We begin by comparing LsTM with the three discriminative approaches (i.e., MLkNN, SVMs, and RAkLE). LsTM is unquestionably better than MLkNN across all six datasets for both Micro-F1 and Macro-F1. This is because the simpler MLkNN algorithm is unsuited for these high-dimensional text document collections. Compared with the two state-of-the-art SVMs and RAkLE, LsTM achieves better performance for almost everything except the Micro-F1 score for the bibtex dataset. With respect to Macro-F1, LsTM clearly outperforms the others for the Arts, Health, and bookmarks datasets. We believe that this is due to the relatively low cardinality values of these three datasets. In this case, it is easy to assign preferable labelsets to word tokens during model training. It is interesting to observe that SVMs slightly outperform RAkLE despite ignoring label dependencies. This is mainly because the SVMs perform the additional parameter searching processes.

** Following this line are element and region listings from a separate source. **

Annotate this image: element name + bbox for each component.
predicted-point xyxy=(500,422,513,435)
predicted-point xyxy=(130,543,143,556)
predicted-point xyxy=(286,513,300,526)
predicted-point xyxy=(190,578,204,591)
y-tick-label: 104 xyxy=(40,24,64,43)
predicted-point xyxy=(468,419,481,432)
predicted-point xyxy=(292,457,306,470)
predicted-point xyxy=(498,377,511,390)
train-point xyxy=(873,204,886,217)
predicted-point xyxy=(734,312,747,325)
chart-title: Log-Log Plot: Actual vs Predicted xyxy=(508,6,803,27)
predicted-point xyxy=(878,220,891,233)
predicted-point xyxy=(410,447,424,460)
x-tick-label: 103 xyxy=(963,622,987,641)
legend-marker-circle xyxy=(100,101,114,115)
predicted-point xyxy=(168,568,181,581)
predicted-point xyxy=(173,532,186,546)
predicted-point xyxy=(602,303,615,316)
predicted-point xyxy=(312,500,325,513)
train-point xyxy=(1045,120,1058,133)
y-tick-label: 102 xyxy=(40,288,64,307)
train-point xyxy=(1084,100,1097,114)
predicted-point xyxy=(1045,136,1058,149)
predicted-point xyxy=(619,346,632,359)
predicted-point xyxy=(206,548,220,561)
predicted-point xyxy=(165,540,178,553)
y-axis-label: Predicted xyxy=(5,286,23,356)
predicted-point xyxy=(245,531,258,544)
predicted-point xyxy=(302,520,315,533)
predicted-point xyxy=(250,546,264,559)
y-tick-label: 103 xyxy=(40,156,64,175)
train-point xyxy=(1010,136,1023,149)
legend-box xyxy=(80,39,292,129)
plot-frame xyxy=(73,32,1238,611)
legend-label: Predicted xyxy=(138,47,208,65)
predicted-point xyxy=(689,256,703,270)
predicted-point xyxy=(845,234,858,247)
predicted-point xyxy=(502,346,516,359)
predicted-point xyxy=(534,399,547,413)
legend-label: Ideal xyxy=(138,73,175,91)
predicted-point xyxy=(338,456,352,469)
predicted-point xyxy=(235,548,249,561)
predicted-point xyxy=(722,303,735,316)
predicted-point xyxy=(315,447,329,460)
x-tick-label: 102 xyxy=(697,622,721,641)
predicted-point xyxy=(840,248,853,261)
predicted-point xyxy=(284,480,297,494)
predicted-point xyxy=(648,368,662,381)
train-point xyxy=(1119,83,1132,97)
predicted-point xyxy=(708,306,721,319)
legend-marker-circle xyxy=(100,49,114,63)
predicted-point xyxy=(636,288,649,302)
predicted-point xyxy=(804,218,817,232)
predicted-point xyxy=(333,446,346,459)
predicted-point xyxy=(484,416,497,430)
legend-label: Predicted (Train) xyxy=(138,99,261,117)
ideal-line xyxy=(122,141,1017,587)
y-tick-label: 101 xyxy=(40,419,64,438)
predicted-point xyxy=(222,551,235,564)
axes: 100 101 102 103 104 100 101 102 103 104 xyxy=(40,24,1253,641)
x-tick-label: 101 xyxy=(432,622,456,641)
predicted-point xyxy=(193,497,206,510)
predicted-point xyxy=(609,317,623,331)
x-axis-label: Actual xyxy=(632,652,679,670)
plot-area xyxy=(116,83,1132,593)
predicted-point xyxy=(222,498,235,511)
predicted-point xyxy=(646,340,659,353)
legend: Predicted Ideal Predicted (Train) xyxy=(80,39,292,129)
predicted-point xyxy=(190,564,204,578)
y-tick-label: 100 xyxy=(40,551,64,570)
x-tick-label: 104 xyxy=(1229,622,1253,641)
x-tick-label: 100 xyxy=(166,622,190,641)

We now compare LsTM with the two supervised topic models (i.e., L-LDA and Dependency-LDA). Overall, LsTM outperforms the two models across all six datasets for both Micro-F1 and Macro-F1 metrics. Compared with L-LDA, LsTM achieves a 2 % ∼10 % improvement in terms of Micro-F1, and a 2 % ∼5 % improvement in terms of Macro-F1. The main difference between L-LDA and LsTM lies in allowing word tokens to be assigned to labelsets. Our empirical results show that LsTM successfully incorporates label dependency knowledge into L-LDA using labelsets. Compared with Dependency-LDA, LsTM improves the performance by 1 % ∼5 % on both F1 measures. For Micro-F1, LsTM also performs particularly well with datasets with lower cardinality values (i.e., Arts, Health and bookmarks). This further underscores that assigning preferable labelsets to word tokens significantly boosts the final classification performance. Overall, based on our evaluation results, we conclude that our method to capture the label dependencies is more effective than using Dependency-LDA.

5 Conclusion

In this paper, we relax the label independence assumption for multi-label document classification. To achieve this, we propose an extension of L-LDA, namely LsTM, which uses the concept of labelsets described in Boutell et al. (2004) to capture label dependencies. LsTM uses two observed labelset layers: the super-labelset and the sub-labelset. The super-labelsets group several related labels and the sub-labelsets assign combinations of these labels to each word. Compared with existing supervised topic modeling algorithms, LsTM is more straightforward and effective. We perform empirical evaluations on six well-known multi-label collections. Experimental results indicate that LsTM achieves competitive performance with both the state-of-the-art discriminative approaches and the supervised topic models.

In the future, we will focus on adaptively determining the two significant parameters (i.e., K and M). Another potential research direction is to apply LsTM to large-scale multi-label data.